U251 cells were seeded in 96-well plates. The cell viability was analyzed using MTT assay. After incubation, the cells were treated with MTT (5 mg/mL) for 4 h at 37°C. Then, the medium was removed and dimethyl sulfoxide was added to each well. The optical density values of the cells were determined on a microplate reader at 490 nm.

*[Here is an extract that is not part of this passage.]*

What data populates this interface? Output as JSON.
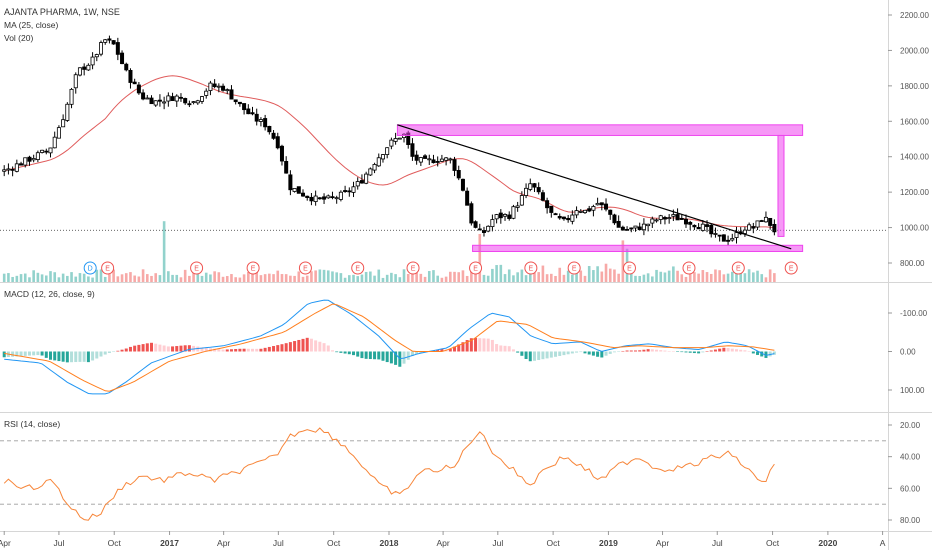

Transwell assay of cell invasion

Yang et al reported the methods of transwell assay [21]. In brief, Transwell insert chamber coated with Matrigel (BD Biosciences, NJ, USA) was used according to the manufacturer’s detailed instruction. The invading cells were fixed on the bottom side with 4% polyoxymethylene after 24 h of incubation. At last, the invading cells on the bottom side were stained with 0.1% crystal violet. The cell counting was conducted under a microscope at 100× magnification.

Wound healing assays

The cells were cultured in six-well plates and then incubated until 80% confluence before of wounding. Then, a 200-μL tip was used to make a vertical wound and the cells were washed three times with phosphate-buffered saline to remove the cell debris. Cell migration to the wounded region was observed by Nikon microscopy at the designated time point.

Statistical analysis

All the statistical analyses were conducted using Statistical Package for the Social Sciences Version 20.0 software (SPSS Inc., IL, USA). One-way analysis of variance (ANOVA) followed by the Bonferroni test was used to analyze the data. The values were expressed as the mean ± standard error of mean. Survival analysis was carried out using the log-rank test in GraphPad Prism 5. P values < 0.05 were considered statistically different (*P < 0.05; **P < 0.01; ***P < 0.001).

ACKNOWLEDGMENTS AND FUNDING

This work was financially supported by the National Natural Science Foundation for Young Programs of China (No. 81501047).

CONFLICTS OF INTEREST

The authors have no conflicts of interest to declare in relation to this study.